Dejected Senators search for answers

The Ottawa Senators expressed disappointment following Wednesday's devastating 6-2 loss to the Anaheim Ducks.

For the current incarnation of the Ottawa Senators, getting farther than ever in the Stanley Cup playoffs simply wasn't good enough.

After a devastating season-ending 6-2 loss to the Anaheim Ducks in Game 5 of the Stanley Cup final on Wednesday, the players' comments reflected their disappointment in having come so far, but ultimately coming up short.

"It feels very empty," Senators captain Daniel Alfredsson told CBC Sports. "We workedso hard to get all the way here.

"Anaheim was a good team. But we didn't come up to our level of play that we could."

In their second post-season appearance under head coach Bryan Murray, the Senators showed a poise and focus early on that was largely absent from their playoff appearances in years past.

Led by its top line of Dany Heatley, Jason Spezza and Alfredsson, who led all playoff scorers with 22 points apiece, Ottawa enjoyed a magical run to the Cup final — needing just five games to dispose of the Pittsburgh Penguins, New Jersey Devils and Buffalo Sabres in each of the first three series.

But the Senators ran into a determined and hungry Anaheim Ducks squad that largely neutralized Ottawa's top offensive threats and forced them to break up their top line in Game 5.

"It's indicative of how we played as a line in the final," Spezza said. "We couldn't get anything going.

"We have to be the offensive catalysts and we might have got caught up in the talk that we had to dominate offensively.

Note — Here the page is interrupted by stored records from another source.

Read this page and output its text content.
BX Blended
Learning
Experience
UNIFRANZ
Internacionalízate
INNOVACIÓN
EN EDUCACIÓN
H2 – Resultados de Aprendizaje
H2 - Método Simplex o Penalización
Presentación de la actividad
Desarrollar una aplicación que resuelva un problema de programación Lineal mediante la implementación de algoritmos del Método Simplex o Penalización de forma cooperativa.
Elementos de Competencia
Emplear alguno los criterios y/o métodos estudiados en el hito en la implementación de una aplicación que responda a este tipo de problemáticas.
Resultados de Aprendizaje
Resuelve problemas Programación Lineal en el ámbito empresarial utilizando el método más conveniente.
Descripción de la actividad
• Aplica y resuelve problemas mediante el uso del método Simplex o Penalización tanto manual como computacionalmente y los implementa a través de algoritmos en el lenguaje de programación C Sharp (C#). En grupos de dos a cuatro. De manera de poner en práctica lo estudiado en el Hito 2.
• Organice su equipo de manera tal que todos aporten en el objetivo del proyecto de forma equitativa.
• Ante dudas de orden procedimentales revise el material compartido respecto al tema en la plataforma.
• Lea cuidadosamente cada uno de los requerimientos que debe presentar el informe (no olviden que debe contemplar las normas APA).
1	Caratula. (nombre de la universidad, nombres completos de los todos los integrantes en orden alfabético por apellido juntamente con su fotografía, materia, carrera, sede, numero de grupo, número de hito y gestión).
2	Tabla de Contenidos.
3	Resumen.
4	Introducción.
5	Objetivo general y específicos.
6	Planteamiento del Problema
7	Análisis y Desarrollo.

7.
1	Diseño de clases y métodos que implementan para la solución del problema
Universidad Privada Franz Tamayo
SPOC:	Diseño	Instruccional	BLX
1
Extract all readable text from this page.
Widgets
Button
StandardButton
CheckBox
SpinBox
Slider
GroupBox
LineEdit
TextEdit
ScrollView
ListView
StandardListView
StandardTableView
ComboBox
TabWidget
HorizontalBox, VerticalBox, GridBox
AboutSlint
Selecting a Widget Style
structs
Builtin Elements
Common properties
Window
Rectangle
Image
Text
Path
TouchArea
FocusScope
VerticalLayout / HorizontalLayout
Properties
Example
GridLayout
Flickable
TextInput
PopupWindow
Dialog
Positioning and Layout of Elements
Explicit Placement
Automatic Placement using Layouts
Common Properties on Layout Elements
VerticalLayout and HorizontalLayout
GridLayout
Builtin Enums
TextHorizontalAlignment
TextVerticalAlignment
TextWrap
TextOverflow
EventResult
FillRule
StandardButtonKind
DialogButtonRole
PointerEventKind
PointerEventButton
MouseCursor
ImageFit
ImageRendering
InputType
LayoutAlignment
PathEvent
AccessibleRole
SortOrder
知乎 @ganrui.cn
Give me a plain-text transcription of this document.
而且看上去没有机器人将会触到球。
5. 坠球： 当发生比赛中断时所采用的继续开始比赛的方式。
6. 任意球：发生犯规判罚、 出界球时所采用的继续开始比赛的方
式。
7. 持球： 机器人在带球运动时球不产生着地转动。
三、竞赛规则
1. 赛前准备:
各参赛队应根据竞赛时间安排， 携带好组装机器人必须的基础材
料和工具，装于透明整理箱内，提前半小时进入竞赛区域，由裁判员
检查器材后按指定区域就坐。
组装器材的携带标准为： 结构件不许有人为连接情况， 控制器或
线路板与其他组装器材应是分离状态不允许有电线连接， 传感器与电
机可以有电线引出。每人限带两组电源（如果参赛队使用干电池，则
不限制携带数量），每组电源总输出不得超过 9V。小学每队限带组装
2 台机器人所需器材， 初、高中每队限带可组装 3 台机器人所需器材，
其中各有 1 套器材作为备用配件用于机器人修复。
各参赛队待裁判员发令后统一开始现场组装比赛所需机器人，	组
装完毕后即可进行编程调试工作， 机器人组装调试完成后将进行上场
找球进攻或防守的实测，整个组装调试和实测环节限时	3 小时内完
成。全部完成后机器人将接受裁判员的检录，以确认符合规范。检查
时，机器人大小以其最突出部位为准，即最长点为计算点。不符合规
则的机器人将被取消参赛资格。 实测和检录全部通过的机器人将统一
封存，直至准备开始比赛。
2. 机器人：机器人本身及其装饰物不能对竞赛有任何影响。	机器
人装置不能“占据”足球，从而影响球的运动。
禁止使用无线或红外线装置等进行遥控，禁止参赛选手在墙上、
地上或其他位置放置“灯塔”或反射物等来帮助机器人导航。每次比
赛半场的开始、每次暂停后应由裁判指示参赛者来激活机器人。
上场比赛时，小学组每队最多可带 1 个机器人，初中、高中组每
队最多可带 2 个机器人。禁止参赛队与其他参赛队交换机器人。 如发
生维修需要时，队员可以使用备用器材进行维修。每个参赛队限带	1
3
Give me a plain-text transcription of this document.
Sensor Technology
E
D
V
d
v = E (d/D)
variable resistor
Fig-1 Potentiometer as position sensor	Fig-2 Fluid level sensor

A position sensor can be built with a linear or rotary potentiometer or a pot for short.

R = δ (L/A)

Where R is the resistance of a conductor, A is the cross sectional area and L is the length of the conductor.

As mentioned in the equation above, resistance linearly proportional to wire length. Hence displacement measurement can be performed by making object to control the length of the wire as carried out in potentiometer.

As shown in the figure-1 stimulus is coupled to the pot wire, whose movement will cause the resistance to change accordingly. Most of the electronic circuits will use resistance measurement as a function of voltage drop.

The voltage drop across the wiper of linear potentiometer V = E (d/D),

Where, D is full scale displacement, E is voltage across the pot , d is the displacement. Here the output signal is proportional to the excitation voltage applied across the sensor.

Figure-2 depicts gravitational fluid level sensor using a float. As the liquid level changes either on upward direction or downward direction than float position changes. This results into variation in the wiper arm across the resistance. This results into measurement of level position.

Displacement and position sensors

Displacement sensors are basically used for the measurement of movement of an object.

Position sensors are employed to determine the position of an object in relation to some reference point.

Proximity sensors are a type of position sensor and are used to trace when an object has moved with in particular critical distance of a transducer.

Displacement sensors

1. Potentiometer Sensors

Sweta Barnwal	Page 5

We just didn't produce as a line."

The end result was the Senators falling in five games and looking as inept as the teams they disposed of earlier in the post-season.

For Murray, deviating from the things that got them to the final is what cost them.

"We had some guys that didn't play to what they were playing in the playoffs," he said. "I think that's most disappointing and what we and they have to live with through the summer."

Goaltender Ray Emery, who surrendered six goals on 18 shots in Game 5, agreed with Murray's assessment and remained convinced that, despite winning the Stanley Cup, Anaheim wasn't necessarily the better team.

"I think we were more than capable of winning against that team," Emery said. "That's why it's even more disappointing.

"I'm saying, if we play our game, we beat that team. But we didn't play our game."

Defenceman Chris Phillips might have best typified Ottawa's fortunes in the Stanley Cup playoffs.

Phillips was brilliant through the first three rounds, but he will largely be remembered for inadvertently scoring on his own net during the second period of Game 5.

"I felt bad," Phillips said as he fought back tears. "Obviously, it was a mistake, not something I wanted to do.

"We were right there in the second period until my screw-up seemed to take momentum away."

His teammates, however, were quick to defend him.

"It's just a terrible break," Alfredsson said. "I feel bad for him.

"He's had an incredible year for us. Those things happen."

If the Senators can take any solace from Wednesday's crushing series loss, it's that Anaheim was in a similar position back in 2003.

"Don't forget, [the Ducks] lost in the final a couple of years ago," Hockey Night in Canada analyst Harry Neale said. "Maybe the highway's paved for Ottawa next year."